On television, the wethead was dead, as hairspray commercials announced with emphasis and joyfully, Archie Bunker still made his bigoted observations, yet we laughed, and Alka-Seltzer always tamed the spicy Italian meatball … and the Watergate hearings … and.…He smiled wistfully. Who remembers them now, once vibrant images long since consigned to the junkbox of private memory?
Foolishly, he admitted now, he had accepted her invitation to this reunion, and Jamila was always larger than life. He hadn’t thought a lot about those days — their days — in a long time.
Early June, streets awash in sun. He would sit for coffee or lunch outdoors, on Tech Square or on the green next to the Student Center, watching human traffic, so different in the summer. Convocation time, dreamy-looking alumni looking lost and found, happy families with minor anxieties.…And he, working and studying, with no one in the world, free yet envious, thinking, How I wish I had a home to go back to. But you do have a home, it’s just that there’s nobody there …
In the evenings he would stroll on Harvard Square, visit the coffee shops, and the bookstore on Mass Ave, which, obedient to the demands of a new era, was now filling its former Eastern Religions shelves in the basement with books on management; and later, after coffee, he would sit on the pavement and watch a music group or a juggling act or whatever perform next to the newsstand, the summer sky only now beginning to darken and lights coming on everywhere. And one such listless evening, having sat down with a crowd in front of a classical music group, his ears perked up
at a voice, an accent. He thought, It’s home, dammit, I’m sure, those in
flec
tions …
“… and I said, ‘That’s ridiculous, you don’t serve drinks on Rockefeller Plaza,’ and she said, ‘It may be ridiculous ma’am, but.…’ The cheek, I tell you …”
His eyes, having searched and found the speaker, met her eyes: Of course, the look, the style, I even know the girl —
“Hey, aren’t you —” she exclaimed, excitedly.
“Yes —” Yes what? He remembered — “You’re Jamila Lakhani?”
“And you’re Ramji. Hey, come and join us.”

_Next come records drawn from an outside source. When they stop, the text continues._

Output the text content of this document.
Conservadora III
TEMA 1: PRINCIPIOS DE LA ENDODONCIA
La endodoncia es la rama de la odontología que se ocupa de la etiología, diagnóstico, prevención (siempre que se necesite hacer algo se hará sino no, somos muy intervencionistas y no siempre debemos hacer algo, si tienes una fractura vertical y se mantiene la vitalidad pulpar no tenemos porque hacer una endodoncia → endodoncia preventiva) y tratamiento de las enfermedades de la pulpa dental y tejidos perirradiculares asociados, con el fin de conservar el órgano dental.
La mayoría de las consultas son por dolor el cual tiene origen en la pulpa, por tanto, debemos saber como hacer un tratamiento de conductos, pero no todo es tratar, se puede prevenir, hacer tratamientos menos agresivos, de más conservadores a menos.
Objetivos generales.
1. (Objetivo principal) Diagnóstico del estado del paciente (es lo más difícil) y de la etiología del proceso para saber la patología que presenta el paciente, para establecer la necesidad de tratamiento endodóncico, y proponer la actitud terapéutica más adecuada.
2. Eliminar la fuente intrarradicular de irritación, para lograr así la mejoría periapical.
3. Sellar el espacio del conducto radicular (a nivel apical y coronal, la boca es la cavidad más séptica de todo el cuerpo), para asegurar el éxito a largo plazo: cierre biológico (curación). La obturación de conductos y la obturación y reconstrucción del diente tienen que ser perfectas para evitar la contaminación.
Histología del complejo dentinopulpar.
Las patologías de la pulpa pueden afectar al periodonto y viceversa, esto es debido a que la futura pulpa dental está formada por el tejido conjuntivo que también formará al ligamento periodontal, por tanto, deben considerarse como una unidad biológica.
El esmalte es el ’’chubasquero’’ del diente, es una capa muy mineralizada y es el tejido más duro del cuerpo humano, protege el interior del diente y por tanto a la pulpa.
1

He got up and joined her. There was another girl, an Indian from Kenya, introduced as Palu, and an American, Sibyl.
“This is Ramji,” she introduced him. “Hey, I’m sorry I don’t even know your full name.”
“It’s okay,” he laughed, didn’t volunteer it.
The girls were former classmates from college in Minnesota; now Jamila had landed a job at the foreign section of a large bank in New York, Palu had just become engaged to a Pakistani jeweller in San Francisco, and Sibyl was at the
National Geographic
, also in New York.
Jamila: How to describe her? …
Life!
Unabashed, silly, and quite naive at times, but that zest — pure, simple, authentic — simply won you, and everyone, over. That evening after the concert on the Square she actually went over — tugged him along — to compliment the members of the quartet on the last piece they’d played, though she got the name of the composer wrong. But so what. And, it turned out, the players quite appreciated her zeal.